Many of Joseph Losey’s movies are identified as being part of a genre, but inevitably burst out as something strange, deeper, darker. Eventually, they were just “films by Joseph Losey.” A son of Wisconsin, classmate of fellow firebrand Nicholas Ray, Losey chose exile in Europe during the blacklist, and made radical camp—“Boom!”, “Figures in a Landscape”—as well as sere collaborations with Harold Pinter (“The Servant,” “Accident”). The French linage “Mr. Klein” (1976) was an American art-house hit in 1977, yet underestimated by the critical faculty of the moment. (Vincent Canby of the New York Times tempered praise with dismissive remarks: “At his worst, [Losey] reveals a total lack of humor put in the service of pretentiousness.”) This restoration of “Mr. Klein” is a modest revelation, with the precise trappings of everyday life, of privilege, of police stations, etching the paranoia of a man accused of being a man who bears the same name, who is also a Jew. Faceless oppressors reside behind the quotidian.
Franco Solinas’ script, built on mistaken identity and doubling and scapegoating, is superb, complex scaffolding, but it’s Losey’s atmospheric insistence that haunts, stylized in every aspect, such as the plush lighting outside and in by Gerry Fisher and the production design by Alexandre Trauner. (Losey identified the film as “a fable acting as a warning.”) Delon’s sculpted face and large eyes and slight smile are a mask within urban settings and against the landscape of the mass round-ups by the Germans.
“Mr. Klein” was the product of the vicissitudes of filmmaking: a longer script by Solinas was once to be made by Costa-Gavras, and Losey’s never-produced Pinter adaptation of Proust, “A la Recherché du Temps Perdu,” had once again lost hope. “Mr.

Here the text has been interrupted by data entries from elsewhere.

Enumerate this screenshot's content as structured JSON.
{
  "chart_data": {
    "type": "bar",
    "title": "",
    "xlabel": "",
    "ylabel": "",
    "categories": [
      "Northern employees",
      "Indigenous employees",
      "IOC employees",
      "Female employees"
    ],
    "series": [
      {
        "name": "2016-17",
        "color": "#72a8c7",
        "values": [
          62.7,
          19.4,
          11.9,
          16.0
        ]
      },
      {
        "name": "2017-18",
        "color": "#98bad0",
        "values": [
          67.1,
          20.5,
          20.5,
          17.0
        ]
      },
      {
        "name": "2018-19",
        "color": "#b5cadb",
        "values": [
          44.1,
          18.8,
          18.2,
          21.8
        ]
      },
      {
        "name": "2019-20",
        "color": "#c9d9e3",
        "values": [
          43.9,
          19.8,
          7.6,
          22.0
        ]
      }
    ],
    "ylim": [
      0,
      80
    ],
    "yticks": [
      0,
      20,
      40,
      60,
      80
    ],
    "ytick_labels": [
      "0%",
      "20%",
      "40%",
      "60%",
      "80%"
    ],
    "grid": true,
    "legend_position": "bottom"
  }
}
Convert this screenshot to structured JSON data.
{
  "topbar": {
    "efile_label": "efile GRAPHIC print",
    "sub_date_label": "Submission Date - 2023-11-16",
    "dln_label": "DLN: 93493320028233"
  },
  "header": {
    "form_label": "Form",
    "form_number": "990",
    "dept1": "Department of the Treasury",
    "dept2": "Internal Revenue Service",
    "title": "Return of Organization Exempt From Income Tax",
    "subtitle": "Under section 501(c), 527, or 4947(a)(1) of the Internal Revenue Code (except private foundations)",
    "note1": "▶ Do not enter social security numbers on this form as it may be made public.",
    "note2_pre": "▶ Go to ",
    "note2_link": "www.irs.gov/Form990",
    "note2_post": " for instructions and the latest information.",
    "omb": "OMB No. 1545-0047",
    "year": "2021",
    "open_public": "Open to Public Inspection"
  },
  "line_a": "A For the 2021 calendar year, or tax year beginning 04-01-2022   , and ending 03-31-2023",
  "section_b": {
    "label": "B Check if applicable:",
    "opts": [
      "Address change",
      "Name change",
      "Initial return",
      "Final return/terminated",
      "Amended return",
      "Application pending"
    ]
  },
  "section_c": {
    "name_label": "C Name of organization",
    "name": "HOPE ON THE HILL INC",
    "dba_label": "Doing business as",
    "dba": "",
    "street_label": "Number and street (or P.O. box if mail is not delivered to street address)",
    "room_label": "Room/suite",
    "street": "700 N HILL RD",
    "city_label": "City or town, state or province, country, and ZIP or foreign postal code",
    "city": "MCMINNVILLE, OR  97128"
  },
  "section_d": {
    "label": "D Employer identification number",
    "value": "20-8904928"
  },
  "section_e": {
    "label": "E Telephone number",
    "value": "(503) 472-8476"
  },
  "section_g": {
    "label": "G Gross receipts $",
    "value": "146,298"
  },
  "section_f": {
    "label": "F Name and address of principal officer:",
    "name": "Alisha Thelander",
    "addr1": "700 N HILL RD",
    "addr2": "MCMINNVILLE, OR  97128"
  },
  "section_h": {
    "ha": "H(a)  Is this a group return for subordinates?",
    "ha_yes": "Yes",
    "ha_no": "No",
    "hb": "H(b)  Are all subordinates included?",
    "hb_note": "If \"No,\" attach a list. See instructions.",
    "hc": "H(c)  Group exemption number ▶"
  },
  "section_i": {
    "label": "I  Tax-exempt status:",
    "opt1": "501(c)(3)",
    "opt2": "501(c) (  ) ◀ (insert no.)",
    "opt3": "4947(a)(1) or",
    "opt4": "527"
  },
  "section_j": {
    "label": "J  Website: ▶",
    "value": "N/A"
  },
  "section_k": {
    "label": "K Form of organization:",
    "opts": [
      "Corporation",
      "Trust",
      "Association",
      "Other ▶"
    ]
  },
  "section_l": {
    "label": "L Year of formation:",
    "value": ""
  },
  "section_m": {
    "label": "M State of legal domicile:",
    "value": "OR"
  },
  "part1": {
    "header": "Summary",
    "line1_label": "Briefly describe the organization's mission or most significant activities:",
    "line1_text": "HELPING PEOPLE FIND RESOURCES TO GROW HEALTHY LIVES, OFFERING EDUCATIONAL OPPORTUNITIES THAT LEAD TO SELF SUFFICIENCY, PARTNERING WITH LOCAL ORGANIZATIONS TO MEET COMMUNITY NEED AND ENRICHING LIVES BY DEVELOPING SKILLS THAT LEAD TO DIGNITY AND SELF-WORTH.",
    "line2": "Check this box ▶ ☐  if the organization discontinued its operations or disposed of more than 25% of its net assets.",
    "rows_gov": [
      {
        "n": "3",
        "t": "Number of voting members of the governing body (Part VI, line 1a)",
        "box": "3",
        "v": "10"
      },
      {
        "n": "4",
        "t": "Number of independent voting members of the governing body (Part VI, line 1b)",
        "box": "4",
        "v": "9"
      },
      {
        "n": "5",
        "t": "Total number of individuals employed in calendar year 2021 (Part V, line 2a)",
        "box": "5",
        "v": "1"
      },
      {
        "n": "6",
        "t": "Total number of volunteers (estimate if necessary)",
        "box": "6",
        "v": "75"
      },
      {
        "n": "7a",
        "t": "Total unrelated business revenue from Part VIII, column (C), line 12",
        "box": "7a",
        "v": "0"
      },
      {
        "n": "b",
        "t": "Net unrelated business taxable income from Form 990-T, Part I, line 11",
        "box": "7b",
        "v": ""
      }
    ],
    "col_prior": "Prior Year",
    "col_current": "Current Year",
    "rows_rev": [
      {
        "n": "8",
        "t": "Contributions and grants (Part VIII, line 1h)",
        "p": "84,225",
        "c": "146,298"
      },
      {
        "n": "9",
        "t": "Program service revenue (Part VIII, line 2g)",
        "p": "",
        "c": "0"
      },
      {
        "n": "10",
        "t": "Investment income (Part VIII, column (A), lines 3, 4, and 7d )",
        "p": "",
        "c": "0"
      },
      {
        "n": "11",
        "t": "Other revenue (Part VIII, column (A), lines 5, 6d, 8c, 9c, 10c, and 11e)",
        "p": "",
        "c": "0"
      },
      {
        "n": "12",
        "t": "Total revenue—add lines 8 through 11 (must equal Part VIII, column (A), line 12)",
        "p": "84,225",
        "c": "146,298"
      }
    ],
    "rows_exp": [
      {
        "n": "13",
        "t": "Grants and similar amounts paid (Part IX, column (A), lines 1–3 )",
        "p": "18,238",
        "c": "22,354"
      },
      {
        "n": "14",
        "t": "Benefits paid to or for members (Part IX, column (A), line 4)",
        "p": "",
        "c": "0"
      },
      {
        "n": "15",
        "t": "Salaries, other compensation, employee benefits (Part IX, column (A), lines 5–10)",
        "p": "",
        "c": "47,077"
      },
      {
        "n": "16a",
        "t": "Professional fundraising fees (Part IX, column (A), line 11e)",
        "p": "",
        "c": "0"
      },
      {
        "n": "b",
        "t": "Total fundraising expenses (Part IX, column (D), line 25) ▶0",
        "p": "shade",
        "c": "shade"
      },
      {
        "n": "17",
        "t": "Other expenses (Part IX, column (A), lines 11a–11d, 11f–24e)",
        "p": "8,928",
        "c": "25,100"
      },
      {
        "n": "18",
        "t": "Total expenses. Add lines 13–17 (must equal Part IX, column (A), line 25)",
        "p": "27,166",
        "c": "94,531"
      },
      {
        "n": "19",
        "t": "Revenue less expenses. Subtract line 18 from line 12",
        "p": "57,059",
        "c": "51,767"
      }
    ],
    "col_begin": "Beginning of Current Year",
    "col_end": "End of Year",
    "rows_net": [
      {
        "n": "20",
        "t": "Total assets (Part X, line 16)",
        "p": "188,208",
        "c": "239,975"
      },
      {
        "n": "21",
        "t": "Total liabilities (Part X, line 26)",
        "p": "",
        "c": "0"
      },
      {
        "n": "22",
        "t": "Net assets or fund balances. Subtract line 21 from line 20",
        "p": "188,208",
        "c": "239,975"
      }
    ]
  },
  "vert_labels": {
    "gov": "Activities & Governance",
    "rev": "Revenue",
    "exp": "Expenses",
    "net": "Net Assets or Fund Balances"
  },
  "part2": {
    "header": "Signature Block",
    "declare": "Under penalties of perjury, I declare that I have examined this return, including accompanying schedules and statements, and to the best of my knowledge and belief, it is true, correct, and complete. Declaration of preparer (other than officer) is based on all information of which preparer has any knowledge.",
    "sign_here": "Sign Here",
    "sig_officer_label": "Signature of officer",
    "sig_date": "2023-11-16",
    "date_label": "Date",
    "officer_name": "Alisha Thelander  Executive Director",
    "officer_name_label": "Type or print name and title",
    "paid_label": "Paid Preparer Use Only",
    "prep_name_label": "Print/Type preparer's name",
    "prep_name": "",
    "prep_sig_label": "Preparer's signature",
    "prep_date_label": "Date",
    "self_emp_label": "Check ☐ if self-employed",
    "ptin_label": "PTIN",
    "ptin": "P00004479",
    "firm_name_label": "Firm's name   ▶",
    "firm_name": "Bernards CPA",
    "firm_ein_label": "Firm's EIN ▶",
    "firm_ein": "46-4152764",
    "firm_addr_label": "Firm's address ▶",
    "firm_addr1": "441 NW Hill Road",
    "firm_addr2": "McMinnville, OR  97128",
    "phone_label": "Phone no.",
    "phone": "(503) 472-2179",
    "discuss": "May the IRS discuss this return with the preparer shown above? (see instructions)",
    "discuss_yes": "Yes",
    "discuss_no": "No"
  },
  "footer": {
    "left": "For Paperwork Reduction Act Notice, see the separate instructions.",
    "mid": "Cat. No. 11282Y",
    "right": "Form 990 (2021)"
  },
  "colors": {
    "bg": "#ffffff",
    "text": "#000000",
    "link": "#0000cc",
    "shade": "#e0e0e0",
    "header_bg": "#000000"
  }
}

Klein” and Mr. Klein announced themselves.
Talking to veteran French critic Michel Ciment, Losey readily aligned “Mr. Klein”’s atmosphere of isolation and dread with his experience with the McCarthy era: “Nobody was prepared to take a stand and say, ‘no.’ Because if they did, then they were immediately blacklisted. The ultimate of that kind of attitude is what is happening now, torture as policy. Not torture to get information, because the police already have the information. Torture them long beyond the point where there would be any information that they could possibly give if they had it. The aim is make everybody on the street so frightened that they won’t even remotely engage in any kind of activity.” “Mr. Klein” resounds: history repeats. “Mr. Klein” won France’s 1977 Césars for best picture, director and production design. With Jeanne Moreau, Michel Lonsdale, Juliet Berto, Suzanne Flon. 123m. (Ray Pride)
“Mr. Klein” plays at Siskel through November 21.